Comment fonctionne cette protection et comment parvenir à pallier ses faiblesses ? Voici nos éclaircissements !
 
Travailleur non salarié et assimilé salarié : les différences en matière de protection sociale
La plupart des travailleurs indépendants sont affiliés au régime social des indépendants (RSI).

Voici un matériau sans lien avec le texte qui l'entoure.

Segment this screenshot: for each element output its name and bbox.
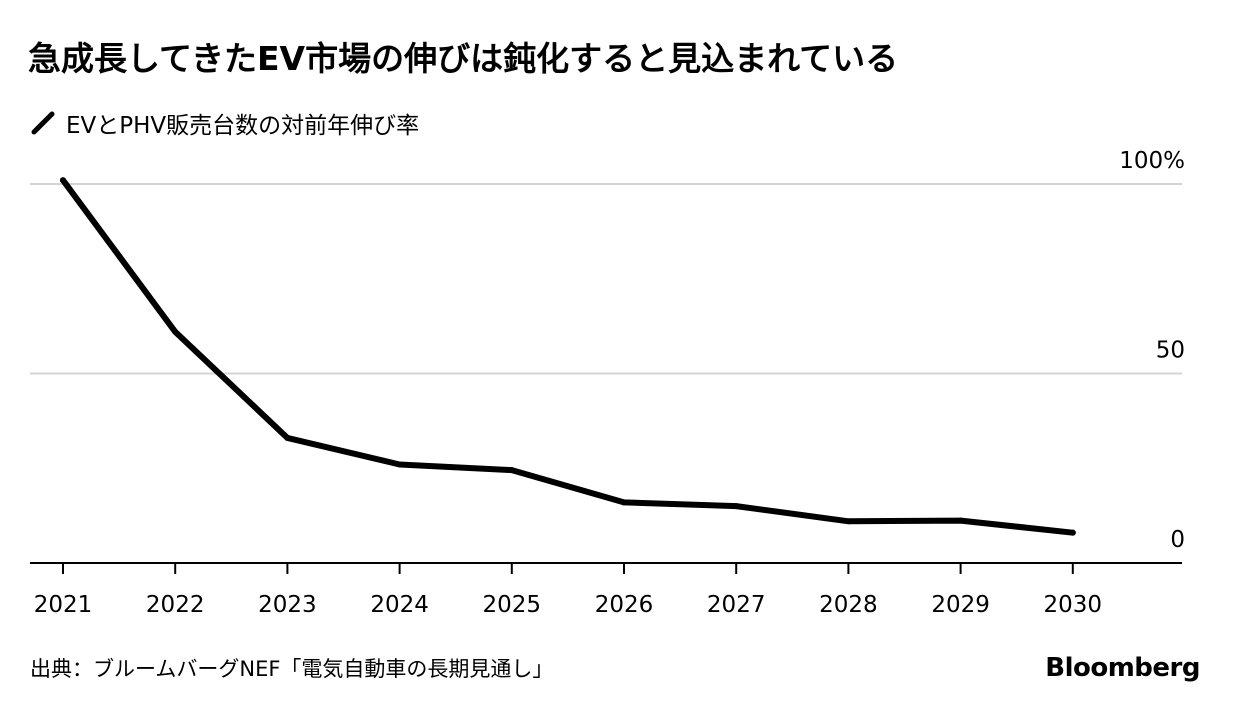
x-tick-label-2026: 2026 xyxy=(595,592,654,618)
y-tick-label-0: 0 xyxy=(1170,527,1185,553)
x-tick-label-2024: 2024 xyxy=(370,592,429,618)
y-tick-label-50: 50 xyxy=(1156,338,1185,364)
x-tick-label-2025: 2025 xyxy=(483,592,542,618)
series-line-0 xyxy=(60,177,1076,536)
data-point-2022 xyxy=(172,328,179,335)
data-point-2026 xyxy=(621,499,627,506)
x-tick-label-2021: 2021 xyxy=(34,592,93,618)
source-note: 出典：ブルームバーグNEF「電気自動車の長期見通し」 xyxy=(30,657,554,681)
data-point-2030 xyxy=(1069,529,1076,536)
x-axis-labels: 2021 2022 2023 2024 2025 2026 2027 2028 2029 2030 xyxy=(34,592,1102,618)
chart-title: 急成長してきたEV市場の伸びは鈍化すると見込まれている xyxy=(28,39,899,78)
series-lines xyxy=(60,177,1076,536)
legend-swatch-line xyxy=(31,111,55,135)
data-point-2024 xyxy=(396,461,403,468)
data-point-2021 xyxy=(60,177,66,184)
bloomberg-logo: Bloomberg xyxy=(1045,653,1200,683)
x-tick-label-2029: 2029 xyxy=(931,592,990,618)
legend: EVとPHV販売台数の対前年伸び率 xyxy=(30,106,419,140)
gridlines xyxy=(30,183,1182,375)
x-tick-label-2022: 2022 xyxy=(146,592,205,618)
legend-line-icon xyxy=(31,111,55,135)
x-tick-label-2027: 2027 xyxy=(707,592,766,618)
data-point-2023 xyxy=(284,434,291,441)
y-axis-labels: 0 50 100% xyxy=(1119,148,1185,553)
data-point-2029 xyxy=(957,517,964,524)
x-tick-label-2030: 2030 xyxy=(1044,592,1103,618)
data-point-2025 xyxy=(508,467,515,474)
data-point-2028 xyxy=(845,518,852,525)
legend-label: EVとPHV販売台数の対前年伸び率 xyxy=(66,113,420,139)
y-tick-label-100: 100% xyxy=(1119,148,1185,174)
x-tick-label-2023: 2023 xyxy=(258,592,317,618)
x-tick-label-2028: 2028 xyxy=(819,592,878,618)
x-axis xyxy=(30,562,1182,574)
data-point-2027 xyxy=(733,503,740,510)
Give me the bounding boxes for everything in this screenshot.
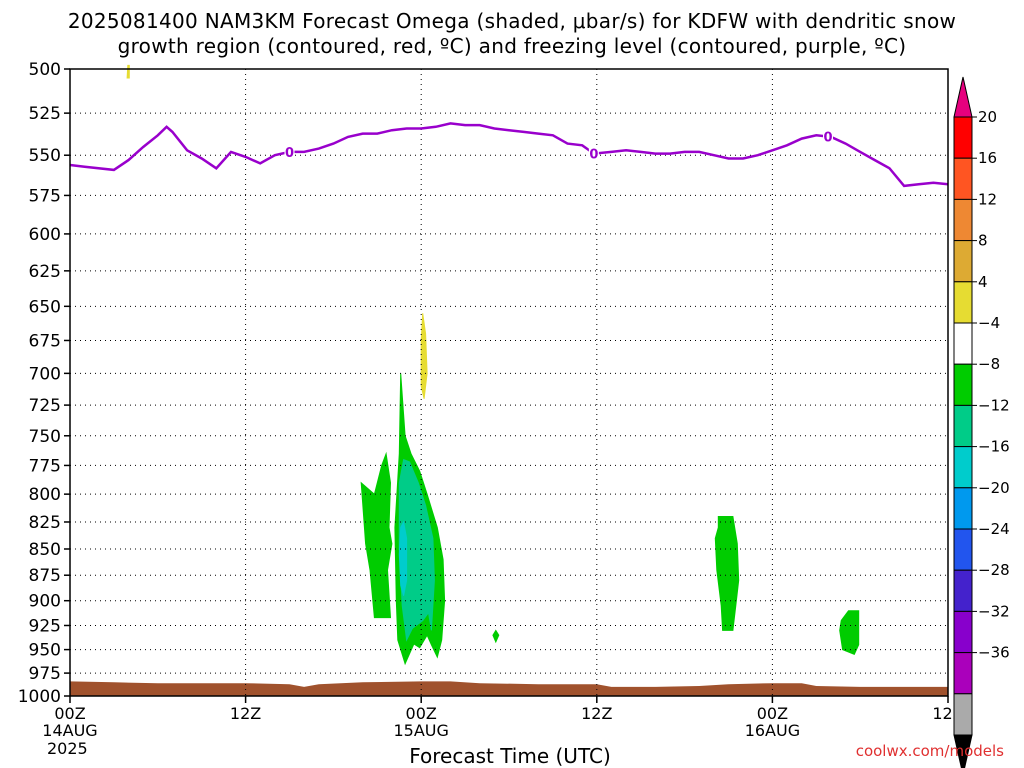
y-tick-label-850: 850: [29, 540, 61, 560]
source-credit: coolwx.com/models: [855, 742, 1004, 760]
colorbar-label-13: −32: [978, 602, 1010, 620]
x-tick-label-36: 12Z: [581, 704, 612, 723]
omega-region-9: [839, 610, 860, 656]
y-axis: 500 525 550 575 600 625 650 675 700 725 750 775 800 8…: [18, 60, 70, 707]
colorbar-label-3: 12: [978, 190, 997, 208]
x-tick-sublabel-0: 14AUG: [42, 721, 97, 740]
y-tick-label-575: 575: [29, 186, 61, 206]
omega-region-3: [398, 458, 435, 642]
colorbar-bottom-arrow: [953, 734, 973, 768]
colorbar-label-14: −36: [978, 644, 1010, 662]
colorbar-label-10: −20: [978, 479, 1010, 497]
colorbar-top-arrow: [953, 76, 973, 118]
colorbar-box-10: [953, 487, 973, 530]
colorbar-label-5: 4: [978, 273, 988, 291]
freezing-label-bg-2: [588, 145, 599, 162]
freezing-level-layer: 0 0 0: [69, 122, 949, 188]
plot-frame: [69, 68, 949, 697]
terrain-area: [70, 681, 948, 696]
colorbar-label-6: −4: [978, 314, 1000, 332]
freezing-level-label-3: 0: [823, 131, 832, 146]
chart-title-line-2: growth region (contoured, red, ºC) and f…: [117, 34, 907, 58]
y-tick-label-675: 675: [29, 331, 61, 351]
y-tick-label-750: 750: [29, 427, 61, 447]
x-tick-sublabel-24: 15AUG: [393, 721, 448, 740]
omega-region-7: [492, 629, 500, 644]
y-tick-label-600: 600: [29, 225, 61, 245]
omega-region-1: [360, 451, 393, 619]
freezing-level-label-1: 0: [285, 146, 294, 161]
freezing-level-line: [69, 122, 949, 188]
colorbar-box-11: [953, 528, 973, 571]
omega-region-8: [714, 516, 740, 631]
x-tick-label-0: 00Z: [54, 704, 85, 723]
freezing-label-bg-3: [823, 128, 834, 145]
colorbar-label-2: 16: [978, 149, 997, 167]
colorbar-box-7: [953, 363, 973, 406]
omega-region-6: [126, 64, 130, 79]
colorbar-box-4: [953, 240, 973, 283]
x-tick-label-24: 00Z: [406, 704, 437, 723]
y-tick-label-925: 925: [29, 616, 61, 636]
omega-region-4: [398, 520, 408, 596]
y-tick-label-800: 800: [29, 485, 61, 505]
colorbar-box-6: [953, 322, 973, 365]
y-tick-label-950: 950: [29, 641, 61, 661]
colorbar-label-1: 20: [978, 108, 997, 126]
y-tick-label-525: 525: [29, 104, 61, 124]
omega-region-5: [420, 313, 428, 399]
y-tick-label-1000: 1000: [18, 687, 61, 707]
grid-lines: [70, 69, 948, 696]
colorbar-label-4: 8: [978, 232, 988, 250]
colorbar-box-8: [953, 404, 973, 448]
y-tick-label-875: 875: [29, 566, 61, 586]
colorbar-box-2: [953, 157, 973, 200]
x-tick-label-12: 12Z: [230, 704, 261, 723]
y-tick-label-500: 500: [29, 60, 61, 80]
colorbar-box-5: [953, 281, 973, 324]
colorbar-label-9: −16: [978, 438, 1010, 456]
colorbar-box-13: [953, 610, 973, 654]
colorbar-label-7: −8: [978, 355, 1000, 373]
y-tick-label-725: 725: [29, 396, 61, 416]
colorbar-label-11: −24: [978, 520, 1010, 538]
chart-title-line-1: 2025081400 NAM3KM Forecast Omega (shaded…: [67, 9, 957, 33]
colorbar-box-12: [953, 569, 973, 612]
y-tick-label-975: 975: [29, 664, 61, 684]
omega-shading-layer: [126, 64, 860, 666]
y-tick-label-625: 625: [29, 262, 61, 282]
colorbar-box-14: [953, 652, 973, 695]
y-tick-label-550: 550: [29, 146, 61, 166]
x-tick-sublabel-48: 16AUG: [745, 721, 800, 740]
colorbar-box-9: [953, 446, 973, 489]
y-tick-label-900: 900: [29, 592, 61, 612]
freezing-level-label-2: 0: [589, 148, 598, 163]
y-tick-label-775: 775: [29, 456, 61, 476]
terrain-layer: [70, 681, 948, 696]
colorbar-label-12: −28: [978, 561, 1010, 579]
colorbar-label-8: −12: [978, 396, 1010, 414]
colorbar-box-1: [953, 116, 973, 159]
colorbar: 20 16 12 8 4 −4 −8 −12 −16 −20 −24 −28 −32 −36: [953, 76, 1010, 768]
y-tick-label-825: 825: [29, 513, 61, 533]
x-year-label: 2025: [47, 739, 88, 758]
x-axis-label: Forecast Time (UTC): [409, 744, 611, 768]
x-tick-label-48: 00Z: [757, 704, 788, 723]
colorbar-box-3: [953, 198, 973, 242]
freezing-label-bg-1: [284, 143, 295, 160]
colorbar-box-15: [953, 693, 973, 736]
y-tick-label-700: 700: [29, 364, 61, 384]
y-tick-label-650: 650: [29, 297, 61, 317]
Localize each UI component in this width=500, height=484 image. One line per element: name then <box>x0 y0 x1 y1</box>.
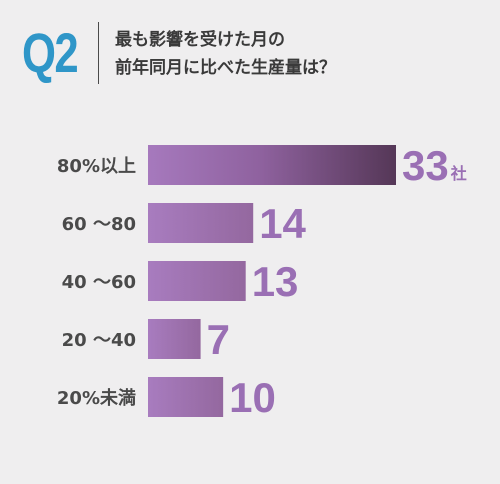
category-label: 60 〜80 <box>62 214 136 235</box>
category-label: 80%以上 <box>57 156 136 177</box>
value-label: 7 <box>207 316 230 363</box>
value-label: 33 <box>402 142 449 189</box>
category-label: 20%未満 <box>57 387 136 409</box>
question-text: 最も影響を受けた月の 前年同月に比べた生産量は？ <box>115 26 336 82</box>
category-label: 20 〜40 <box>62 330 136 351</box>
bar <box>148 261 246 301</box>
header-divider <box>98 22 99 84</box>
unit-label: 社 <box>450 164 467 183</box>
value-label: 14 <box>259 200 306 247</box>
question-number: Q2 <box>22 21 79 84</box>
bar <box>148 319 201 359</box>
value-label: 13 <box>252 258 299 305</box>
bar <box>148 203 254 243</box>
question-line-1: 最も影響を受けた月の <box>115 30 285 50</box>
bar <box>148 377 224 417</box>
bar <box>148 145 396 185</box>
category-label: 40 〜60 <box>62 272 136 293</box>
question-line-2: 前年同月に比べた生産量は？ <box>115 58 336 78</box>
value-label: 10 <box>229 374 276 421</box>
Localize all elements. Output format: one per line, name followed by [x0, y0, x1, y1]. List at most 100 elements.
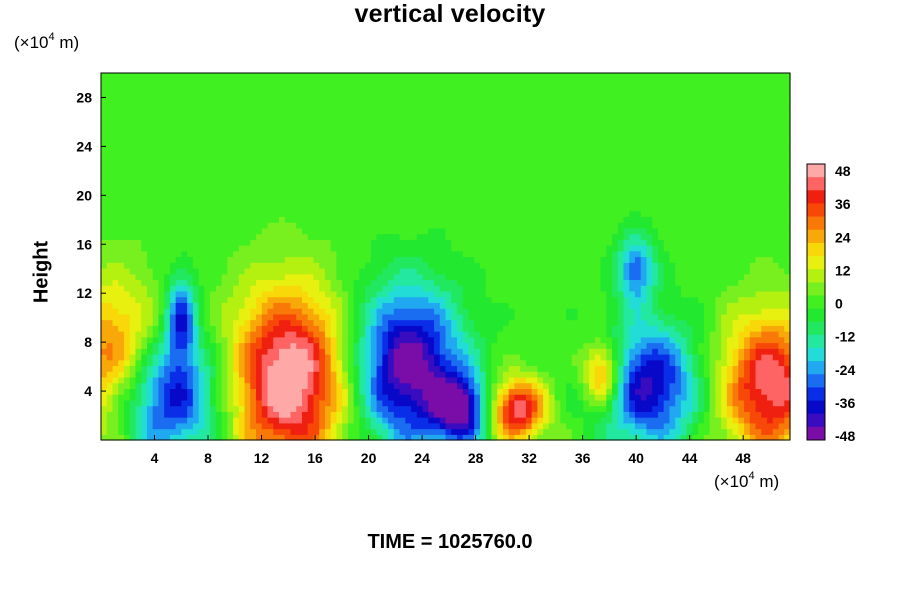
contour-cell [244, 204, 251, 212]
contour-cell [359, 417, 366, 424]
contour-cell [256, 313, 263, 321]
contour-cell [129, 405, 137, 412]
contour-cell [669, 371, 676, 378]
contour-cell [514, 233, 521, 240]
contour-cell [646, 319, 653, 326]
contour-cell [629, 296, 636, 303]
contour-cell [152, 331, 160, 338]
contour-cell [106, 267, 114, 275]
contour-cell [393, 308, 401, 315]
contour-cell [525, 273, 533, 281]
contour-cell [370, 279, 378, 286]
contour-cell [135, 296, 142, 303]
contour-cell [589, 428, 596, 435]
contour-cell [451, 245, 458, 252]
contour-cell [146, 382, 154, 389]
contour-cell [152, 411, 160, 418]
contour-cell [324, 428, 332, 435]
contour-cell [508, 371, 515, 378]
contour-cell [192, 371, 200, 378]
contour-cell [732, 273, 739, 281]
contour-cell [267, 348, 274, 355]
contour-cell [491, 233, 498, 240]
contour-cell [520, 422, 527, 430]
contour-cell [382, 359, 389, 367]
contour-cell [319, 399, 326, 407]
contour-cell [278, 285, 286, 292]
contour-cell [112, 233, 119, 240]
contour-cell [755, 267, 762, 275]
contour-cell [491, 417, 498, 424]
contour-cell [744, 245, 751, 252]
contour-cell [112, 348, 119, 355]
contour-cell [732, 399, 739, 407]
contour-cell [336, 399, 343, 407]
contour-cell [330, 245, 338, 252]
contour-cell [571, 394, 579, 401]
contour-cell [726, 262, 734, 269]
contour-cell [307, 239, 315, 246]
contour-cell [244, 411, 251, 418]
contour-cell [646, 227, 653, 235]
contour-cell [548, 256, 556, 263]
contour-cell [640, 331, 648, 338]
contour-cell [600, 250, 607, 258]
contour-cell [462, 394, 470, 401]
contour-cell [692, 210, 699, 217]
contour-cell [210, 376, 217, 384]
contour-cell [663, 273, 671, 281]
contour-cell [520, 267, 527, 275]
contour-cell [629, 222, 636, 229]
contour-cell [686, 262, 693, 269]
contour-cell [399, 405, 406, 412]
contour-cell [721, 296, 728, 303]
contour-cell [393, 210, 401, 217]
contour-cell [416, 365, 424, 372]
contour-cell [749, 376, 757, 384]
contour-cell [749, 279, 757, 286]
contour-cell [439, 417, 447, 424]
contour-cell [548, 227, 556, 235]
contour-cell [169, 290, 177, 298]
contour-cell [548, 376, 556, 384]
contour-cell [749, 365, 757, 372]
contour-cell [296, 313, 303, 321]
contour-cell [514, 250, 521, 258]
contour-cell [278, 371, 286, 378]
contour-cell [525, 399, 533, 407]
contour-cell [227, 382, 234, 389]
contour-cell [623, 239, 630, 246]
contour-cell [365, 313, 372, 321]
contour-cell [284, 216, 292, 223]
contour-cell [634, 422, 642, 430]
contour-cell [623, 233, 630, 240]
contour-cell [146, 319, 154, 326]
contour-cell [692, 302, 699, 309]
contour-cell [158, 250, 165, 258]
contour-cell [135, 245, 142, 252]
contour-cell [629, 302, 636, 309]
contour-cell [680, 308, 688, 315]
contour-cell [491, 313, 498, 321]
contour-cell [520, 216, 527, 223]
contour-cell [652, 267, 659, 275]
contour-cell [525, 302, 533, 309]
contour-cell [250, 405, 257, 412]
contour-cell [106, 348, 114, 355]
contour-cell [554, 376, 561, 384]
contour-cell [663, 256, 671, 263]
contour-cell [445, 394, 452, 401]
contour-cell [692, 376, 699, 384]
contour-cell [749, 382, 757, 389]
contour-cell [497, 405, 504, 412]
contour-cell [359, 239, 366, 246]
contour-cell [342, 245, 349, 252]
contour-cell [543, 417, 550, 424]
contour-cell [577, 434, 584, 441]
contour-cell [686, 227, 693, 235]
contour-cell [135, 267, 142, 275]
contour-cell [767, 210, 774, 217]
contour-cell [629, 239, 636, 246]
contour-cell [675, 399, 682, 407]
contour-cell [250, 233, 257, 240]
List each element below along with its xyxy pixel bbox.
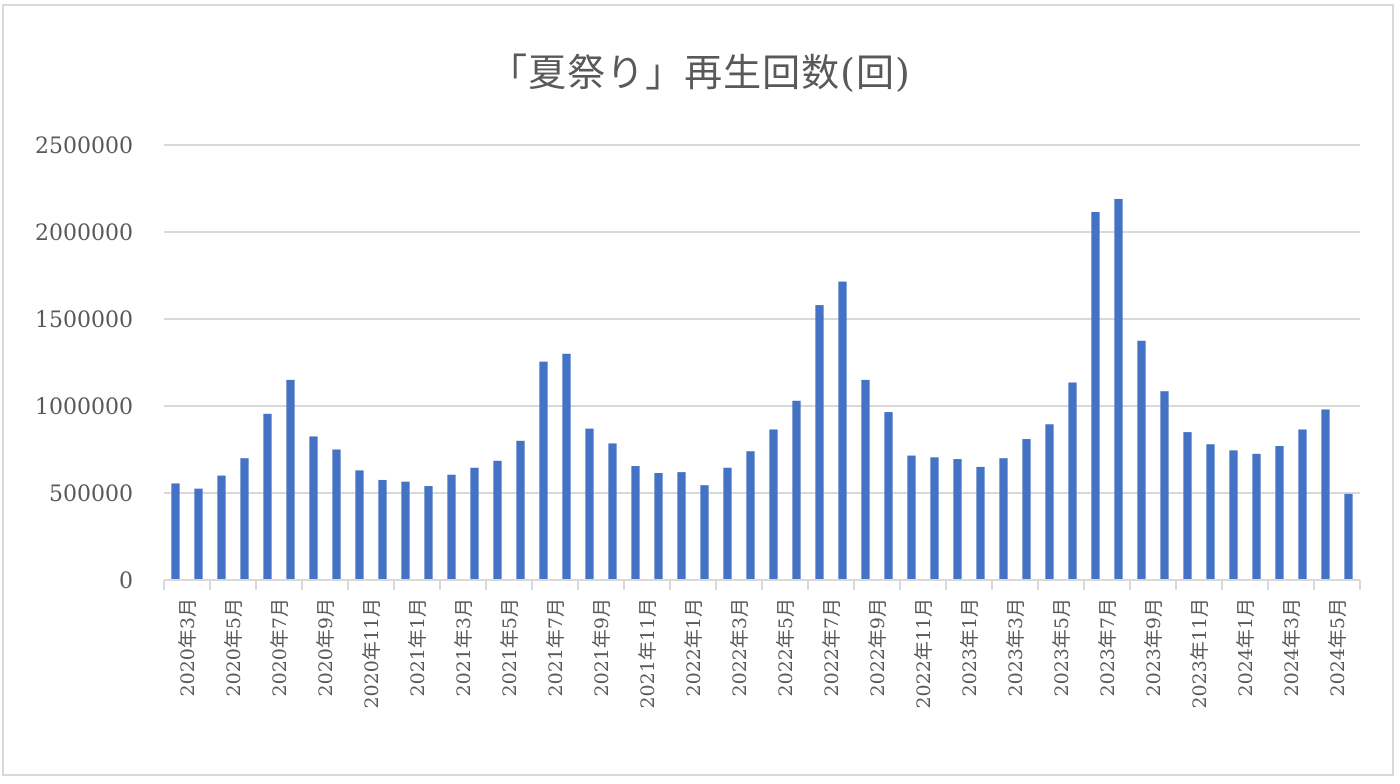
bar	[1183, 432, 1192, 580]
bar	[585, 428, 594, 580]
bar	[1045, 424, 1054, 580]
x-tick-label: 2022年3月	[729, 598, 751, 696]
y-tick-label: 0	[119, 569, 133, 594]
bar	[1298, 429, 1307, 580]
chart-frame	[2, 4, 1394, 776]
bar	[1229, 450, 1238, 580]
bar	[999, 458, 1008, 580]
bar	[631, 466, 640, 580]
x-tick-label: 2022年5月	[775, 598, 797, 696]
bar	[815, 305, 824, 580]
bar	[424, 486, 433, 580]
bar	[1114, 198, 1123, 580]
x-tick-label: 2022年1月	[683, 598, 705, 696]
bar	[608, 443, 617, 580]
bar	[930, 457, 939, 580]
x-tick-label: 2021年3月	[453, 598, 475, 696]
x-tick-label: 2023年9月	[1143, 598, 1165, 696]
x-tick-label: 2023年11月	[1189, 598, 1211, 709]
bar	[171, 483, 180, 580]
bar	[309, 436, 318, 580]
bar	[1206, 444, 1215, 580]
bar	[1160, 391, 1169, 580]
x-tick-label: 2022年7月	[821, 598, 843, 696]
bar	[194, 488, 203, 580]
x-tick-label: 2023年3月	[1005, 598, 1027, 696]
bar	[1091, 211, 1100, 581]
x-tick-label: 2023年1月	[959, 598, 981, 696]
bar	[1137, 340, 1146, 580]
y-tick-label: 1000000	[35, 395, 133, 420]
bar	[493, 460, 502, 580]
x-tick-label: 2020年9月	[315, 598, 337, 696]
x-tick-label: 2024年5月	[1327, 598, 1349, 696]
bar	[332, 449, 341, 580]
x-tick-label: 2024年1月	[1235, 598, 1257, 696]
bar	[976, 466, 985, 580]
x-tick-label: 2020年7月	[269, 598, 291, 696]
x-tick-label: 2022年11月	[913, 598, 935, 709]
bar	[723, 467, 732, 580]
bar	[884, 412, 893, 580]
bar	[447, 474, 456, 580]
bar	[953, 459, 962, 580]
bar	[1252, 453, 1261, 580]
x-tick-label: 2022年9月	[867, 598, 889, 696]
x-tick-label: 2023年7月	[1097, 598, 1119, 696]
bar	[355, 470, 364, 580]
bar	[217, 475, 226, 580]
y-axis: 0 500000 1000000 1500000 2000000 2500000	[35, 134, 133, 594]
x-tick-label: 2020年3月	[177, 598, 199, 696]
chart-title: 「夏祭り」再生回数(回)	[489, 51, 911, 95]
bar	[907, 455, 916, 580]
bar	[539, 361, 548, 580]
bar	[401, 481, 410, 580]
bar	[240, 458, 249, 580]
x-tick-label: 2024年3月	[1281, 598, 1303, 696]
bar	[286, 379, 295, 580]
bar	[1068, 382, 1077, 580]
bar	[677, 472, 686, 580]
x-tick-label: 2020年5月	[223, 598, 245, 696]
y-tick-label: 1500000	[35, 308, 133, 333]
bar	[562, 353, 571, 580]
y-tick-label: 500000	[49, 482, 133, 507]
bar	[746, 451, 755, 580]
bar	[792, 400, 801, 580]
bar	[838, 281, 847, 580]
x-tick-label: 2021年7月	[545, 598, 567, 696]
bar	[700, 485, 709, 580]
bar	[1275, 446, 1284, 580]
bar	[1344, 493, 1353, 580]
bar	[769, 429, 778, 580]
x-tick-label: 2020年11月	[361, 598, 383, 709]
bar	[516, 440, 525, 580]
x-tick-label: 2021年11月	[637, 598, 659, 709]
bar	[378, 479, 387, 580]
x-tick-label: 2021年5月	[499, 598, 521, 696]
bar	[654, 472, 663, 580]
bar	[263, 413, 272, 580]
y-tick-label: 2500000	[35, 134, 133, 159]
bar	[1321, 409, 1330, 580]
bar	[1022, 439, 1031, 580]
y-tick-label: 2000000	[35, 221, 133, 246]
gridlines	[164, 144, 1360, 494]
bar	[861, 379, 870, 580]
x-tick-label: 2021年1月	[407, 598, 429, 696]
x-axis: 2020年3月 2020年5月 2020年7月 2020年9月 2020年11月 2021…	[163, 579, 1361, 709]
x-tick-label: 2021年9月	[591, 598, 613, 696]
x-tick-label: 2023年5月	[1051, 598, 1073, 696]
bar	[470, 467, 479, 580]
bars	[171, 198, 1353, 581]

C’est tout du moins le cas des auto-entrepreneurs et des micro-entrepreneurs, des gérants d’EIRL, d’EURL, ou encore des gérants majoritaires de SARL … c’est-à-dire de tous les travailleurs non-salariés (TNS).
 
Certains indépendants, rangés sous la bannière des travailleurs assimilés salariés, sont pour leur part affiliés au régime général de la Sécurité sociale, au même titre que les salariés. Il s’agit là notamment des gérants minoritaires (ou égalitaires) de SARL et des présidents de SAS-SASU.
 
Si les prestations d’assurance maladie sont relativement proches dans les deux cas, le RSI et le régime général se distinguent cependant sur le niveau de protection accordée aux bénéficiaires en cas de maladie professionnelle ou d’accident du travail et d’invalidité.
Ici, les travailleurs assimilés salariés sont avantagés avec une couverture plus complète. D’un autre côté, leurs cotisations sont également plus élevées.
 
Dans un cas comme dans l’autre, la protection sociale offerte par la Sécurité sociale se révèle être parfois insuffisante, obligeant ainsi les indépendants à souscrire un contrat de mutuelle santé et prévoyance auprès d’un organisme spécialisé.